“O dólar sempre fala no last”, escreveu Donald Trump em seu best-seller de 1987, The Artwork of the Deal.
O surpreendente triunfo de Javier Milei nas eleições intercalares da Argentina – depois de Trump o ter socorrido com 40 mil milhões de dólares – sugere que pode haver alguma verdade nesta afirmação.
O presidente dos EUA prometeu abandonar o seu aliado sul-americano se, como amplamente previsto, o libertário radical se saísse mal na votação legislativa decisiva de domingo. “Se ele não vencer, estaremos fora”, declarou Trump quando o presidente argentino de cabelos desgrenhados o visitou em Washington no início deste mês para implorar por ajuda económica.
Os problemas políticos de Milei têm aumentado nos últimos meses, com a crescente frustração pública com a lenta economia da Argentina traduzindo-se em nervosismo no mercado e numa derrota nas eleições provinciais de Buenos Aires em setembro. Trump interveio após esse resultado humilhante, oferecendo um acordo de swap cambial de 20 mil milhões de dólares (15 mil milhões de libras) e mais 20 mil milhões de dólares em apoio a uma economia que ele alegou estar “morrendo” – embora o presidente dos EUA tenha indicado que tal “generosidade” evaporaria se Milei não conseguisse ganhar muito no domingo.
Os oponentes de Milei acusaram Trump de interferir flagrantemente no processo eleitoral da Argentina com sua mensagem explícita aos eleitores.

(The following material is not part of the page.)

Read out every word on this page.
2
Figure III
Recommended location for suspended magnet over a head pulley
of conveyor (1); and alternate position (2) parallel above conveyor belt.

Alguns previram uma reação anti-Trump, semelhante à sentida no vizinho Brasil, como resultado da tentativa desastrada de Washington de forçar as suas autoridades a abandonar o julgamento golpista do ex-presidente Jair Bolsonaro.
Mas na noite de domingo houve poucos sinais de represálias dos eleitores pela intervenção de Trump. Na verdade, alguns suspeitavam que a estratégia poderia ter valido a pena, ao influenciar as mentes dos eleitores.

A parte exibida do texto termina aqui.